Era uma vez um rio – diz uma velha tradição oriental – que corria mansamente no seu cômodo leito de barro. As suas águas eram turvas e nelas viviam peixes da cor do chumbo que buscavam o seu alimento no lodo.
Como era muito pouco profundo, nenhum ser humano ainda se tinha lembrado de fazer uma ponte sobre ele, conformando-se apenas em colocar algumas pedras no seu leito que improvisavam caminhos umidificados pelas lentas águas. Os animais dos bosques vagueavam pelos lugares menos profundos, revolvendo as entranhas do rio com as suas patas. Para beber iam ao lago mais próximo, porque as águas do rio eram escuras e cheiravam mal.
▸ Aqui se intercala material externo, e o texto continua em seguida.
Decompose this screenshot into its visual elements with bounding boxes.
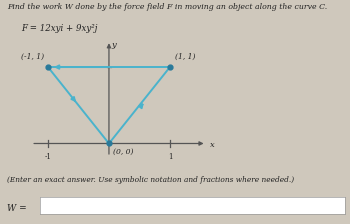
Text: y: y [111, 41, 116, 49]
Text: (Enter an exact answer. Use symbolic notation and fractions where needed.): (Enter an exact answer. Use symbolic not… [7, 176, 294, 184]
Text: F = 12xyi + 9xy²j: F = 12xyi + 9xy²j [21, 24, 97, 32]
Text: 1: 1 [168, 153, 172, 161]
Text: (0, 0): (0, 0) [113, 148, 133, 156]
Text: x: x [210, 141, 214, 149]
Text: Find the work W done by the force field F in moving an object along the curve C.: Find the work W done by the force field … [7, 3, 327, 11]
Text: W =: W = [7, 204, 27, 213]
Text: -1: -1 [44, 153, 51, 161]
Text: (-1, 1): (-1, 1) [21, 53, 44, 61]
Text: (1, 1): (1, 1) [175, 53, 195, 61]
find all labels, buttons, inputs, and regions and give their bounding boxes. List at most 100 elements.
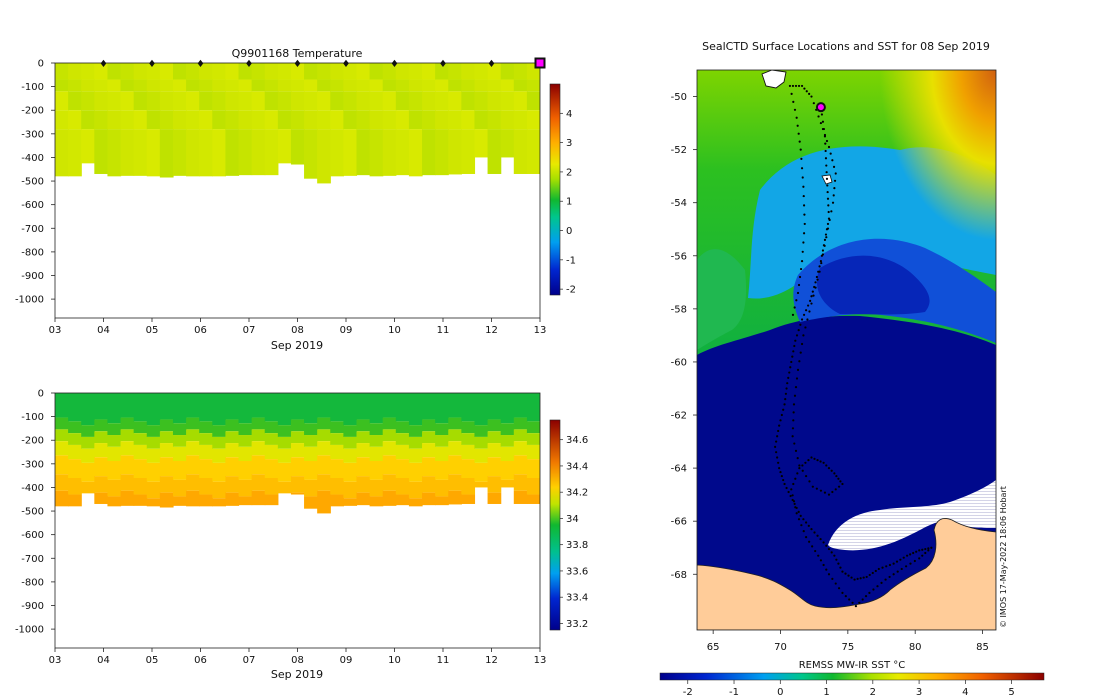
track-point [791,494,794,497]
track-point [790,92,793,95]
track-point [927,547,930,550]
colorbar-tick-label: 33.8 [566,540,588,551]
salinity-cell [461,393,476,422]
temperature-cell [500,79,515,92]
track-point [808,540,811,543]
temperature-cell [461,79,476,92]
temperature-cell [290,91,305,111]
track-point [827,204,830,207]
track-point [791,313,795,316]
track-point [800,157,803,161]
salinity-cell [487,476,502,493]
x-tick-label: 07 [243,325,256,336]
track-point [792,403,796,406]
temperature-cell [81,79,95,92]
track-point [788,371,791,374]
temperature-cell [277,110,292,130]
salinity-cell [225,431,240,444]
track-point [902,556,905,559]
temperature-cell [159,129,174,178]
temperature-cell [81,91,95,111]
track-point [827,145,831,149]
salinity-cell [146,425,161,437]
map-y-tick-label: -64 [671,464,687,475]
temperature-cell [277,91,292,111]
salinity-cell [146,436,161,449]
track-point [797,84,801,88]
track-point [819,460,822,463]
map-x-tick-label: 80 [909,642,922,653]
track-point [844,572,847,575]
track-point [789,366,792,369]
map-y-tick-label: -56 [671,251,687,262]
temperature-cell [120,129,135,176]
track-point [822,461,825,464]
salinity-cell [369,461,384,480]
track-point [802,185,805,188]
track-point [785,387,788,390]
salinity-cell [395,433,410,445]
track-point [822,541,825,544]
salinity-cell [94,419,109,432]
track-point [790,360,793,364]
temperature-cell [264,110,279,130]
salinity-cell [55,490,69,507]
track-point [780,413,783,417]
temperature-cell [238,91,253,111]
salinity-cell [133,459,148,478]
track-point [800,524,803,527]
salinity-cell [68,393,82,422]
track-point [793,306,796,309]
salinity-cell [199,459,213,478]
track-point [895,560,899,563]
salinity-cell [487,393,502,420]
salinity-cell [395,459,410,478]
temperature-cell [225,129,240,176]
x-tick-label: 04 [97,655,110,666]
salinity-cell [120,441,135,456]
track-point [839,566,842,569]
track-point [800,84,804,88]
temperature-colorbar-ticks: 4 3 2 1 0 -1 -2 [560,109,576,296]
x-tick-label: 03 [49,325,62,336]
track-point [810,528,813,531]
salinity-cell [369,446,384,461]
track-point [827,210,830,214]
salinity-cell [369,393,384,424]
track-point [800,342,804,346]
track-point [805,90,808,93]
temperature-cell [159,110,174,130]
profile-marker: ♦ [439,59,448,70]
track-point [807,524,810,527]
temperature-cell [461,91,476,111]
track-point [853,578,856,581]
salinity-cell [474,481,489,488]
track-point [793,502,796,506]
track-point [841,570,844,573]
x-tick-label: 12 [485,325,498,336]
temperature-cell [330,129,344,177]
salinity-cell [107,435,122,447]
track-point [834,172,837,175]
salinity-cell [408,481,423,499]
salinity-cell [526,444,540,460]
track-point [797,132,800,135]
track-point [821,127,825,131]
temperature-cell [408,79,423,92]
salinity-cell [435,435,449,447]
salinity-cell [159,393,174,420]
salinity-cell [513,474,528,491]
track-point [794,506,797,509]
salinity-cell [317,393,331,418]
salinity-cell [356,457,371,477]
salinity-cell [487,492,502,504]
salinity-colorbar [549,419,561,631]
track-point [813,457,816,460]
salinity-cell [172,461,187,480]
track-point [912,551,915,555]
temperature-cell [172,79,187,92]
track-point [792,482,795,486]
temperature-cell [133,63,148,80]
salinity-cell [382,474,397,491]
x-tick-label: 10 [388,655,401,666]
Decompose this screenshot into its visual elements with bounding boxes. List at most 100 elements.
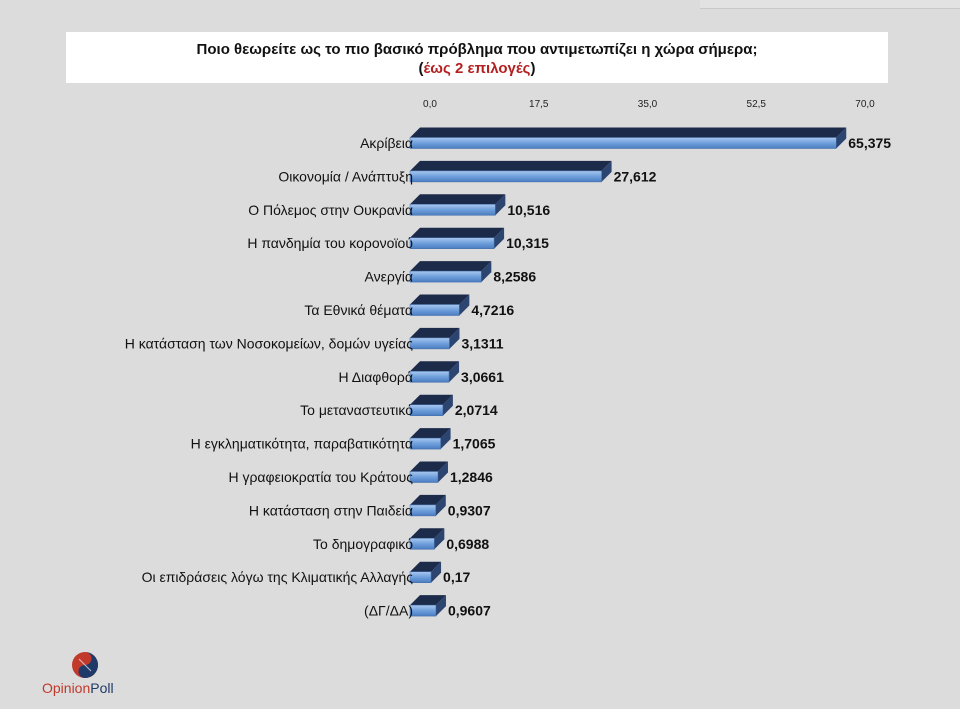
bar-row: Η Διαφθορά 3,0661 — [339, 361, 504, 385]
value-label: 10,516 — [507, 202, 550, 218]
logo-text: OpinionPoll — [42, 680, 114, 696]
value-label: 8,2586 — [493, 269, 536, 285]
bar-side-face — [836, 127, 847, 149]
bar-side-face — [495, 194, 506, 216]
bar-row: Η εγκληματικότητα, παραβατικότητα 1,7065 — [191, 428, 496, 452]
bar-side-face — [435, 595, 446, 617]
chart-title-box: Ποιο θεωρείτε ως το πιο βασικό πρόβλημα … — [66, 32, 888, 83]
bar-top-face — [410, 461, 448, 472]
bar-row: Ανεργία 8,2586 — [365, 261, 536, 285]
bar-side-face — [434, 528, 445, 550]
bar-side-face — [442, 394, 453, 416]
bar-row: Η κατάσταση στην Παιδεία 0,9307 — [249, 494, 491, 518]
bar — [409, 504, 437, 517]
bar-side-face — [494, 227, 505, 249]
bar — [409, 137, 837, 149]
subtitle-open-paren: ( — [418, 60, 424, 77]
value-label: 2,0714 — [455, 402, 498, 418]
value-label: 3,0661 — [461, 369, 504, 385]
value-label: 27,612 — [614, 168, 657, 184]
value-label: 0,9307 — [448, 502, 491, 518]
bar-row: Ακρίβεια 65,375 — [360, 127, 891, 151]
bar-row: Η γραφειοκρατία του Κράτους 1,2846 — [228, 461, 493, 485]
bar-top-face — [410, 394, 453, 405]
category-label: Ανεργία — [365, 269, 414, 285]
value-label: 1,2846 — [450, 469, 493, 485]
category-label: Η κατάσταση στην Παιδεία — [249, 502, 413, 518]
bar — [409, 471, 439, 483]
value-label: 65,375 — [848, 135, 891, 151]
bar-top-face — [410, 528, 445, 539]
category-label: Η γραφειοκρατία του Κράτους — [228, 469, 413, 485]
bar-top-face — [410, 194, 506, 205]
bar-row: Ο Πόλεμος στην Ουκρανία 10,516 — [248, 194, 550, 218]
bar-side-face — [449, 361, 460, 383]
bar-row: Το μεταναστευτικό 2,0714 — [300, 394, 498, 418]
bar-top-face — [410, 361, 460, 372]
bar-row: (ΔΓ/ΔΑ) 0,9607 — [364, 595, 491, 619]
x-tick-label: 52,5 — [747, 99, 767, 110]
x-axis-ticks: 0,0 17,5 35,0 52,5 70,0 — [423, 99, 875, 110]
logo-mark-icon — [72, 652, 98, 678]
category-label: Οι επιδράσεις λόγω της Κλιματικής Αλλαγή… — [142, 569, 414, 585]
bars: Ακρίβεια 65,375 Οικονομία / Ανάπτυξη 27,612… — [125, 127, 891, 619]
value-label: 0,6988 — [446, 536, 489, 552]
bar-row: Τα Εθνικά θέματα 4,7216 — [304, 294, 514, 318]
bar-side-face — [431, 561, 442, 583]
opinionpoll-logo: OpinionPoll — [42, 650, 142, 700]
bar-row: Οικονομία / Ανάπτυξη 27,612 — [278, 160, 657, 184]
bar-top-face — [410, 595, 446, 606]
x-tick-label: 0,0 — [423, 99, 437, 110]
chart-title: Ποιο θεωρείτε ως το πιο βασικό πρόβλημα … — [196, 41, 758, 58]
bar — [409, 337, 450, 350]
bar-side-face — [601, 160, 612, 182]
category-label: Τα Εθνικά θέματα — [304, 302, 413, 318]
category-label: (ΔΓ/ΔΑ) — [364, 603, 413, 619]
bar-top-face — [410, 327, 460, 338]
bar-row: Η κατάσταση των Νοσοκομείων, δομών υγεία… — [125, 327, 504, 351]
bar-side-face — [459, 294, 470, 316]
category-label: Οικονομία / Ανάπτυξη — [278, 168, 413, 184]
bar-top-face — [410, 494, 446, 505]
bar-top-face — [410, 127, 847, 138]
bar-side-face — [437, 461, 448, 483]
bar-side-face — [481, 261, 492, 283]
bar-row: Η πανδημία του κορονοϊού 10,315 — [247, 227, 549, 251]
bar-top-face — [410, 160, 612, 171]
chart-subtitle: (έως 2 επιλογές) — [66, 60, 888, 77]
bar-top-face — [410, 227, 505, 238]
bar — [409, 270, 482, 283]
value-label: 4,7216 — [471, 302, 514, 318]
x-tick-label: 70,0 — [855, 99, 875, 110]
value-label: 10,315 — [506, 235, 549, 251]
bar-side-face — [435, 494, 446, 516]
top-strip — [700, 0, 960, 9]
logo-text-opinion: Opinion — [42, 680, 91, 696]
value-label: 3,1311 — [461, 335, 503, 351]
bar — [409, 170, 602, 183]
category-label: Η Διαφθορά — [339, 369, 414, 385]
category-label: Το δημογραφικό — [313, 536, 413, 552]
category-label: Ο Πόλεμος στην Ουκρανία — [248, 202, 413, 218]
bar — [409, 404, 444, 416]
bar — [409, 371, 450, 383]
bar-side-face — [449, 327, 460, 349]
bar-side-face — [440, 428, 451, 450]
x-tick-label: 35,0 — [638, 99, 658, 110]
category-label: Η εγκληματικότητα, παραβατικότητα — [191, 436, 413, 452]
bar — [409, 204, 496, 216]
category-label: Η κατάσταση των Νοσοκομείων, δομών υγεία… — [125, 335, 414, 351]
logo-text-poll: Poll — [90, 680, 114, 696]
bar-row: Το δημογραφικό 0,6988 — [313, 528, 489, 552]
bar-row: Οι επιδράσεις λόγω της Κλιματικής Αλλαγή… — [142, 561, 471, 585]
category-label: Η πανδημία του κορονοϊού — [247, 235, 413, 251]
bar — [409, 304, 460, 316]
bar — [409, 237, 495, 249]
category-label: Το μεταναστευτικό — [300, 402, 413, 418]
bar — [409, 604, 437, 617]
bar-top-face — [410, 261, 492, 272]
subtitle-accent: έως 2 επιλογές — [423, 60, 531, 77]
category-label: Ακρίβεια — [360, 135, 413, 151]
subtitle-close-paren: ) — [530, 60, 536, 77]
Mas o Deus Indra, que tudo vê, apiedou-se do Génio do rio, pois sem ser tolo, comportava-se como tal, entorpecido pela inércia e comodidade, já acostumado a que pisassem o seu corpo, que era húmido e hediondo como uma víbora morta. Com o passar do tempo, o rio conformou-se com os caminhos mais suaves e evitava os declives violentos. Era mudo, feio e as belas Ondinas e Fadas dos ribeiros não se aproximavam dele, nem sequer para fabricarem os seus espelhos mágicos nas noites de Lua Cheia.
Um dos Servidores de Indra secou a terra à frente dele e levantou-a de forma que o obrigou a desviar-se. Ao princípio assustado, o velho rio começou a gemer, mas logo descobriu o prazer de saltar sobre as pedras e, com um rugido, abateu árvores e abriu caminho, saltando abismos e arremetendo contra enormes penhascos.
A sua água fez-se límpida ao filtrar-se através das areias e pedregulhos; o seu fundo voltou a ser de pedra e, às vezes, de metal, cujos veios brilhavam no seu leito como os ígneos látegos de Indra quando conduz os Maruts.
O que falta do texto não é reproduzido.